Campaign For Pacheco Marsh
An Inspiration To All
John Muir Land Trust is excited to announce that we are now raising the funds necessary to construct the low-impact features that will open 232-acre Pacheco Marsh to the public. This will become a favorite destination where young people learn firsthand about the salt marsh ecosystem that is so vital to marine species, and everyone can enjoy a day exploring a thriving natural habitat along the shore of Suisun Bay. Scarred from decades of intense industrial activity, the property was acquired for conservation in 2003. JMLT and partners Contra Costa County Flood Control District and East Bay Regional Park District, have finalized plans for extensive habitat restoration and for opening the site to visitors.
Pacheco Marsh Restoration & Public Access Project
- Overall Project Goal: $24.5 million
- Restoration: $19.5 million
- Public Access: $5 million
- Funds Raised: 73% of goal
John Muir Land Trust must raise $1 million by March 31, 2021 to ensure public access at the site after restoration, including 2.4 miles of trails, elevated vistas, bird blinds, a kayak launch, and an educational facility.

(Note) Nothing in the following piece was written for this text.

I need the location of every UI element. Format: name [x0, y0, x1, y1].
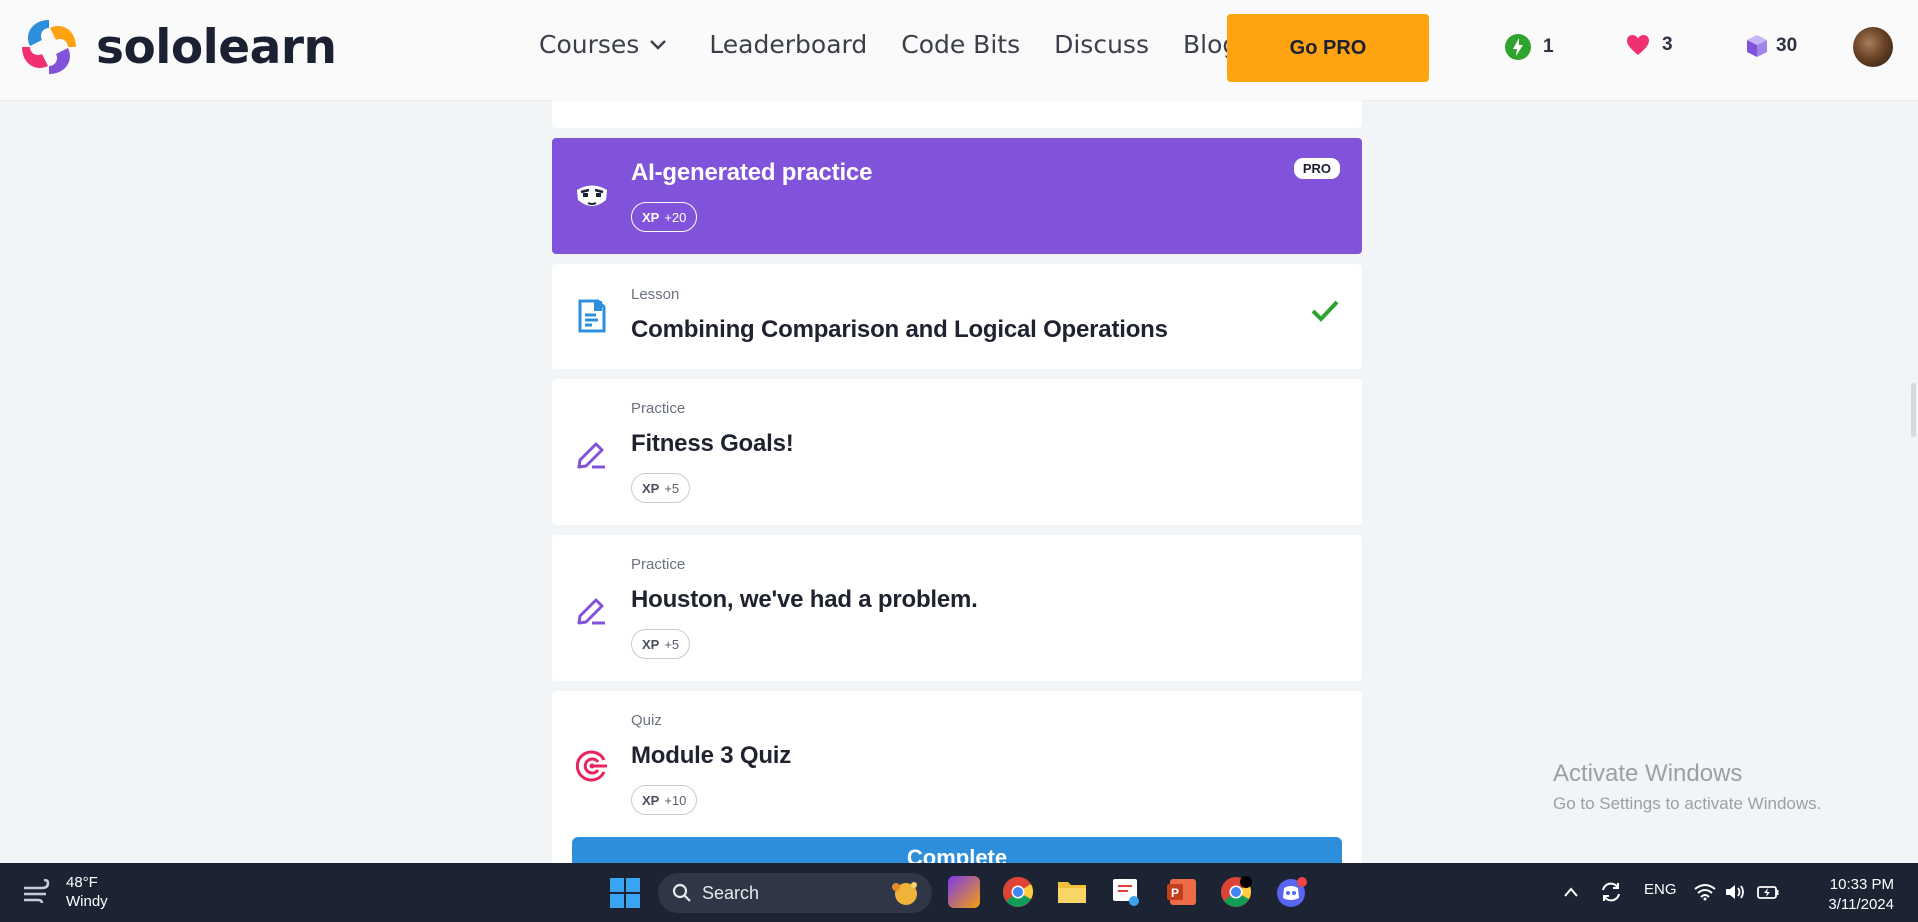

Recovering a Vital Ecosystem
Generations ago, the San Francisco Bay and Delta supported abundant upstream freshwater marshes and downstream salt marshes and mudflats. These served as vital pathways for migrating birds and fish species that spawn in inland streams and live adult lives in the ocean. Salt marshes provide essential food, nutrients, refuge, and nursery habitat for an estimated 75 percent of fisheries species. Human activity has resulted in the loss of more than 90% of historic tidal wetlands. Pacheco Marsh has been diked, drained, and partially filled with dredge spoils. The creek has been widened and redirected. A sanitary sewer outfall has been built down the middle of the property. Scarred by this industrial activity, Pacheco Marsh is a microcosm of the larger story.
Biologists are recreating habitat for threatened bird species, marine invertebrates, and coastal fish. Pacheco Marsh is home to ten special- status plant and animal species, including the salt-marsh harvest mouse and the Black Rail—rarely-seen and on the list of avid bird-watchers. Nutrients and biological connectivity are being restored through soil quality rehabilitation and lowering of the levee. When the site opens, visitors will experience abundant wildlife thriving side-by-side with human communities. The site is known as a birders’ paradise.
Unique educational features will teach young people how a marsh ecosystem functions and why it is so important to life in the Bay. Planned are 2.4 miles of walking trails, elevated vistas, bird blinds, interpretive signs, and an educational facility. The marsh will teach how human activity can harm the natural environment, but also how responsible care and attention can catalyze nature’s remarkable ability to recover.
Natural Solutions For Community Needs
Salt marshes protect shorelines from erosion by buffering wave action and trapping sediments. Marshes protect water quality by filtering runoff and metabolizing excess nutrients. Marshes protect community infrastructure during periods of intense flooding. Thoughtful design strengthens ecological resilience by allowing the marsh to adapt over time to climate change and sea level rise.
With planned low-impact features in place, bird watchers and outdoor enthusiasts will soon view wildlife responsibly in restored habitat. Those seeking healthy recreation will explore carefully constructed trails that offer up-close views of each sub-ecosystem while protecting the marsh’s full-time residents. Young minds will experience nature firsthand. All will be enthralled by the stunning contrasts—thriving habitat surrounded by a stark industrial backdrop. The towers of oil refineries can be seen in the distance while tankers pass underneath the parallel spans of the Benicia-Martinez Bridge to the north. The entire history of the shoreline can be experienced in this one remarkable place.
Three partners are working to restore Pacheco Marsh’s wildlife habitat and wetland activity: John Muir Land Trust, the Contra Costa County Flood Control District, and the East Bay Regional Park District. Biological restoration is underway. JMLT is raising funds to begin construction on features needed to open the marsh to the general public.